Archer Daniels Midland (ADM) announced May 19 commitments to reduce water intensity by 10% and achieve a 90% landfill diversion rate by 2035 as part of an aggressive plan to continue to reduce its environmental footprint.
The commitments were announced as part of the company’s Corporate Sustainability Report, which also included updates on ADM’s overall sustainability journey.
“The importance of these commitments becomes even clearer amid an unprecedented challenge such as the COVID-19 pandemic,” ADM chairman and chief executive officer Juan Luciano said. “Companies like ADM are playing a critical role in supporting and maintaining the global food chain, and while we are focused on operating safely and effectively today, we cannot lose sight of tomorrow. Even amid these global challenges, we are continuing our work to ensure that ADM and the natural resources on which we depend remain strong and vital in the years to come.”
Earlier this year, ADM announced plans to reduce absolute greenhouse gas emissions by 25% and energy intensity by 15% during the same time frame. In addition, ADM will develop water reduction plans for high-risk and water-scarce areas.
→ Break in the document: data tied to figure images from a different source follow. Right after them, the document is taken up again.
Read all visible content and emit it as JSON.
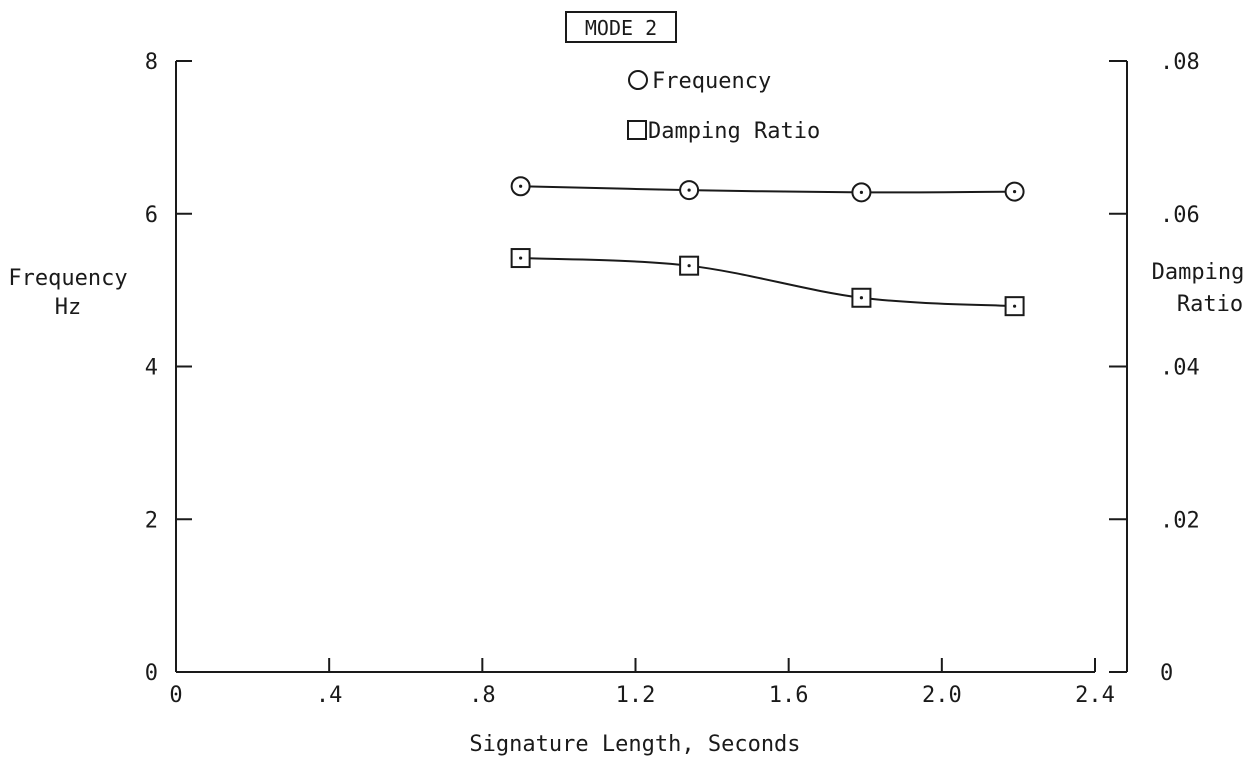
{
  "chart_data": {
    "type": "line",
    "title": "",
    "annotation": "MODE 2",
    "xlabel": "Signature Length, Seconds",
    "ylabel": [
      "Frequency",
      "Hz"
    ],
    "y2label": [
      "Damping",
      "Ratio"
    ],
    "xlim": [
      0,
      2.4
    ],
    "ylim": [
      0,
      8
    ],
    "y2lim": [
      0,
      0.08
    ],
    "x_ticks": [
      0,
      0.4,
      0.8,
      1.2,
      1.6,
      2.0,
      2.4
    ],
    "x_tick_labels": [
      "0",
      ".4",
      ".8",
      "1.2",
      "1.6",
      "2.0",
      "2.4"
    ],
    "y_ticks": [
      0,
      2,
      4,
      6,
      8
    ],
    "y_tick_labels": [
      "0",
      "2",
      "4",
      "6",
      "8"
    ],
    "y2_ticks": [
      0,
      0.02,
      0.04,
      0.06,
      0.08
    ],
    "y2_tick_labels": [
      "0",
      ".02",
      ".04",
      ".06",
      ".08"
    ],
    "grid": false,
    "legend_position": "top-center",
    "series": [
      {
        "name": "Frequency",
        "axis": "left",
        "marker": "circle",
        "x": [
          0.9,
          1.34,
          1.79,
          2.19
        ],
        "y": [
          6.36,
          6.31,
          6.28,
          6.29
        ]
      },
      {
        "name": "Damping Ratio",
        "axis": "right",
        "marker": "square",
        "x": [
          0.9,
          1.34,
          1.79,
          2.19
        ],
        "y": [
          0.0542,
          0.0532,
          0.049,
          0.0479
        ]
      }
    ]
  }
}
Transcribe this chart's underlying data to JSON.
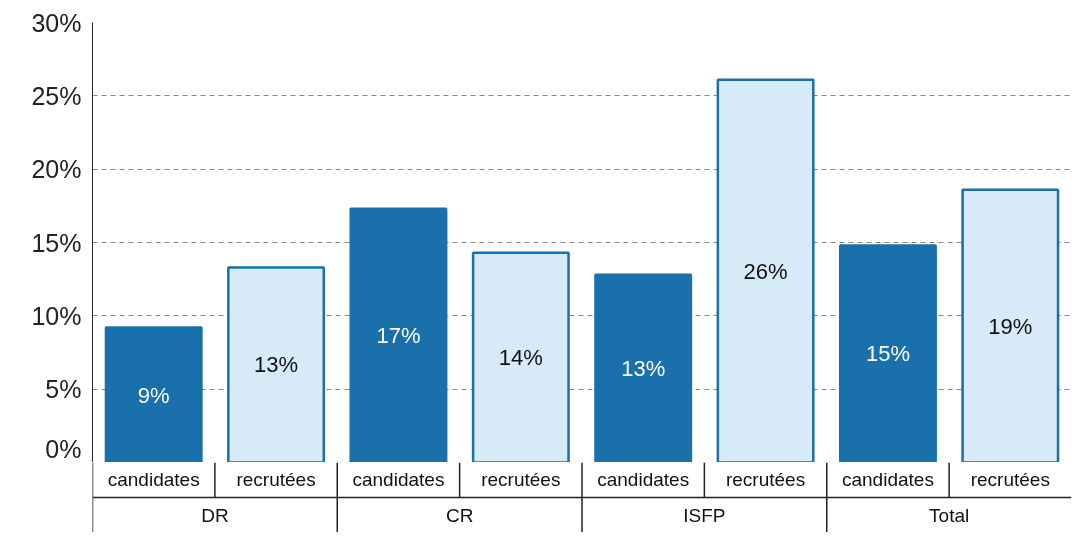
{
  "chart_data": {
    "type": "bar",
    "categories": [
      "DR",
      "CR",
      "ISFP",
      "Total"
    ],
    "series": [
      {
        "name": "candidates",
        "color": "#1a70aa",
        "values": [
          9.2,
          17.3,
          12.8,
          14.8
        ],
        "value_labels": [
          "9%",
          "17%",
          "13%",
          "15%"
        ]
      },
      {
        "name": "recrutées",
        "color": "#d6eaf8",
        "values": [
          13.3,
          14.3,
          26.1,
          18.6
        ],
        "value_labels": [
          "13%",
          "14%",
          "26%",
          "19%"
        ]
      }
    ],
    "ylim": [
      0,
      30
    ],
    "yticks": [
      {
        "value": 0,
        "label": "0%"
      },
      {
        "value": 5,
        "label": "5%"
      },
      {
        "value": 10,
        "label": "10%"
      },
      {
        "value": 15,
        "label": "15%"
      },
      {
        "value": 20,
        "label": "20%"
      },
      {
        "value": 25,
        "label": "25%"
      },
      {
        "value": 30,
        "label": "30%"
      }
    ],
    "grid": "y"
  }
}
According to ADM, the new targets align with the U.N. Sustainable Development Goals and will be achieved through reusing and recycling water and finding alternative uses for waste. They follow ADM’s original “15x20” plan, unveiled in 2011 in which the company committed to per-unit improvements in energy use, greenhouse gas emissions, water and waste to landfill by 2020. As detailed in its sustainability report, ADM noted that it achieved all of these benchmarks ahead of schedule.
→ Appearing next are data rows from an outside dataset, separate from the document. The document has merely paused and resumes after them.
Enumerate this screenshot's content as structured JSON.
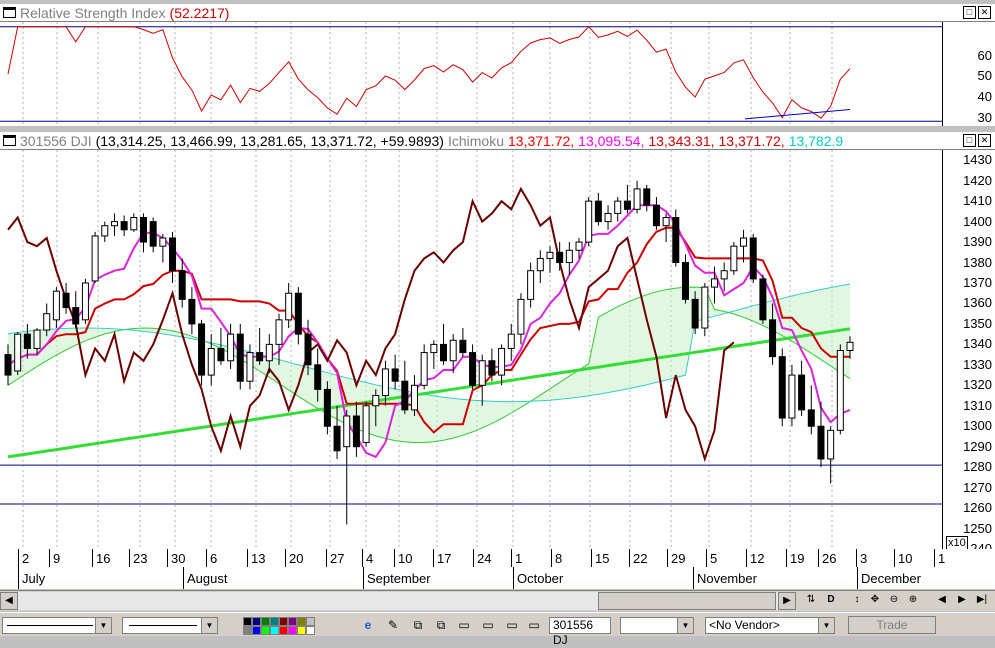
{
  "rsi_pane": {
    "title": "Relative Strength Index",
    "value": "(52.2217)",
    "min_label": "□",
    "close_label": "✕",
    "ticks": [
      "60",
      "50",
      "40",
      "30"
    ],
    "upper_level": 70,
    "lower_level": 30,
    "line_color": "#cc0000",
    "trend_color": "#0000cc"
  },
  "price_pane": {
    "symbol": "301556 DJI",
    "ohlc": "(13,314.25, 13,466.99, 13,281.65, 13,371.72, +59.9893)",
    "indicator": "Ichimoku",
    "ich_values": [
      {
        "text": "13,371.72,",
        "color": "#ff0000"
      },
      {
        "text": "13,095.54,",
        "color": "#ff00ff"
      },
      {
        "text": "13,343.31,",
        "color": "#cc0000"
      },
      {
        "text": "13,371.72,",
        "color": "#cc0000"
      },
      {
        "text": "13,782.9",
        "color": "#00cccc"
      }
    ],
    "ticks": [
      "1430",
      "1420",
      "1410",
      "1400",
      "1390",
      "1380",
      "1370",
      "1360",
      "1350",
      "1340",
      "1330",
      "1320",
      "1310",
      "1300",
      "1290",
      "1280",
      "1270",
      "1260",
      "1250",
      "1240"
    ],
    "multiplier": "x10",
    "hlines": [
      1281,
      1262
    ],
    "min_label": "□",
    "close_label": "✕"
  },
  "date_axis": {
    "days": [
      "2",
      "9",
      "16",
      "23",
      "30",
      "6",
      "13",
      "20",
      "27",
      "4",
      "10",
      "17",
      "24",
      "1",
      "8",
      "15",
      "22",
      "29",
      "5",
      "12",
      "19",
      "26",
      "3",
      "10",
      "1"
    ],
    "months": [
      "July",
      "August",
      "September",
      "October",
      "November",
      "December"
    ]
  },
  "chart_data": {
    "type": "candlestick",
    "symbol": "301556 DJI",
    "ohlc_last": {
      "open": 13314.25,
      "high": 13466.99,
      "low": 13281.65,
      "close": 13371.72,
      "change": 59.9893
    },
    "rsi_last": 52.2217,
    "y_axis_unit": "x10",
    "y_range": [
      1240,
      1435
    ],
    "rsi_range": [
      28,
      72
    ],
    "ichimoku_last": [
      13371.72,
      13095.54,
      13343.31,
      13371.72,
      13782.9
    ],
    "candles": [
      [
        1335,
        1340,
        1320,
        1325
      ],
      [
        1327,
        1346,
        1325,
        1345
      ],
      [
        1345,
        1350,
        1333,
        1338
      ],
      [
        1338,
        1348,
        1335,
        1347
      ],
      [
        1347,
        1360,
        1344,
        1355
      ],
      [
        1352,
        1368,
        1348,
        1366
      ],
      [
        1365,
        1370,
        1355,
        1358
      ],
      [
        1358,
        1366,
        1348,
        1350
      ],
      [
        1352,
        1372,
        1350,
        1370
      ],
      [
        1371,
        1395,
        1370,
        1393
      ],
      [
        1393,
        1400,
        1390,
        1398
      ],
      [
        1398,
        1404,
        1393,
        1400
      ],
      [
        1400,
        1403,
        1393,
        1396
      ],
      [
        1396,
        1404,
        1395,
        1402
      ],
      [
        1402,
        1404,
        1385,
        1390
      ],
      [
        1400,
        1402,
        1385,
        1388
      ],
      [
        1388,
        1394,
        1380,
        1392
      ],
      [
        1392,
        1395,
        1370,
        1376
      ],
      [
        1376,
        1382,
        1358,
        1362
      ],
      [
        1362,
        1368,
        1345,
        1350
      ],
      [
        1350,
        1352,
        1320,
        1325
      ],
      [
        1325,
        1345,
        1320,
        1338
      ],
      [
        1338,
        1348,
        1330,
        1332
      ],
      [
        1332,
        1350,
        1328,
        1345
      ],
      [
        1345,
        1350,
        1318,
        1322
      ],
      [
        1322,
        1340,
        1318,
        1336
      ],
      [
        1336,
        1348,
        1330,
        1332
      ],
      [
        1332,
        1345,
        1326,
        1340
      ],
      [
        1340,
        1355,
        1330,
        1352
      ],
      [
        1352,
        1370,
        1348,
        1365
      ],
      [
        1365,
        1368,
        1340,
        1345
      ],
      [
        1345,
        1352,
        1325,
        1330
      ],
      [
        1330,
        1338,
        1312,
        1318
      ],
      [
        1318,
        1322,
        1296,
        1300
      ],
      [
        1300,
        1310,
        1284,
        1288
      ],
      [
        1290,
        1308,
        1252,
        1305
      ],
      [
        1305,
        1312,
        1285,
        1290
      ],
      [
        1292,
        1312,
        1290,
        1310
      ],
      [
        1310,
        1318,
        1300,
        1315
      ],
      [
        1315,
        1332,
        1310,
        1328
      ],
      [
        1328,
        1335,
        1318,
        1322
      ],
      [
        1322,
        1332,
        1306,
        1308
      ],
      [
        1308,
        1325,
        1305,
        1320
      ],
      [
        1320,
        1340,
        1318,
        1336
      ],
      [
        1336,
        1342,
        1328,
        1340
      ],
      [
        1340,
        1350,
        1330,
        1332
      ],
      [
        1332,
        1345,
        1326,
        1342
      ],
      [
        1342,
        1348,
        1334,
        1336
      ],
      [
        1336,
        1340,
        1318,
        1320
      ],
      [
        1320,
        1335,
        1310,
        1332
      ],
      [
        1332,
        1338,
        1322,
        1325
      ],
      [
        1325,
        1340,
        1320,
        1338
      ],
      [
        1338,
        1350,
        1332,
        1345
      ],
      [
        1345,
        1365,
        1340,
        1362
      ],
      [
        1362,
        1380,
        1358,
        1376
      ],
      [
        1376,
        1386,
        1370,
        1382
      ],
      [
        1382,
        1388,
        1375,
        1385
      ],
      [
        1385,
        1390,
        1376,
        1380
      ],
      [
        1380,
        1390,
        1374,
        1386
      ],
      [
        1386,
        1392,
        1382,
        1390
      ],
      [
        1390,
        1412,
        1388,
        1410
      ],
      [
        1410,
        1414,
        1398,
        1400
      ],
      [
        1400,
        1408,
        1396,
        1404
      ],
      [
        1404,
        1412,
        1400,
        1410
      ],
      [
        1410,
        1418,
        1404,
        1406
      ],
      [
        1406,
        1420,
        1404,
        1416
      ],
      [
        1416,
        1418,
        1405,
        1408
      ],
      [
        1408,
        1412,
        1396,
        1398
      ],
      [
        1398,
        1404,
        1390,
        1402
      ],
      [
        1402,
        1406,
        1378,
        1380
      ],
      [
        1380,
        1384,
        1360,
        1362
      ],
      [
        1362,
        1366,
        1345,
        1348
      ],
      [
        1348,
        1370,
        1344,
        1368
      ],
      [
        1368,
        1378,
        1360,
        1372
      ],
      [
        1372,
        1380,
        1366,
        1376
      ],
      [
        1376,
        1390,
        1374,
        1388
      ],
      [
        1388,
        1396,
        1380,
        1392
      ],
      [
        1392,
        1394,
        1370,
        1372
      ],
      [
        1372,
        1374,
        1350,
        1352
      ],
      [
        1352,
        1360,
        1330,
        1334
      ],
      [
        1334,
        1338,
        1300,
        1304
      ],
      [
        1304,
        1330,
        1300,
        1325
      ],
      [
        1325,
        1332,
        1305,
        1308
      ],
      [
        1308,
        1320,
        1296,
        1300
      ],
      [
        1300,
        1312,
        1280,
        1284
      ],
      [
        1284,
        1300,
        1272,
        1298
      ],
      [
        1298,
        1340,
        1296,
        1337
      ],
      [
        1337,
        1344,
        1333,
        1341
      ]
    ]
  },
  "toolbar": {
    "symbol_combo": "301556 DJ",
    "vendor_combo": "<No Vendor>",
    "trade_label": "Trade",
    "nav_icons": [
      "⇅",
      "D",
      "↕",
      "✥",
      "⊖",
      "⊕",
      "◀",
      "▶"
    ]
  }
}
“We know that the health of our natural resources is critical to our future, and that our commitments to sustainable practices will result in a stronger ADM and a better world,” Luciano said. “We are proud to be the go-to sustainable sourcing partner for our customers, and more widely, we are committed to driving change through good practices, progressive solutions and mindful actions that make a positive impact.”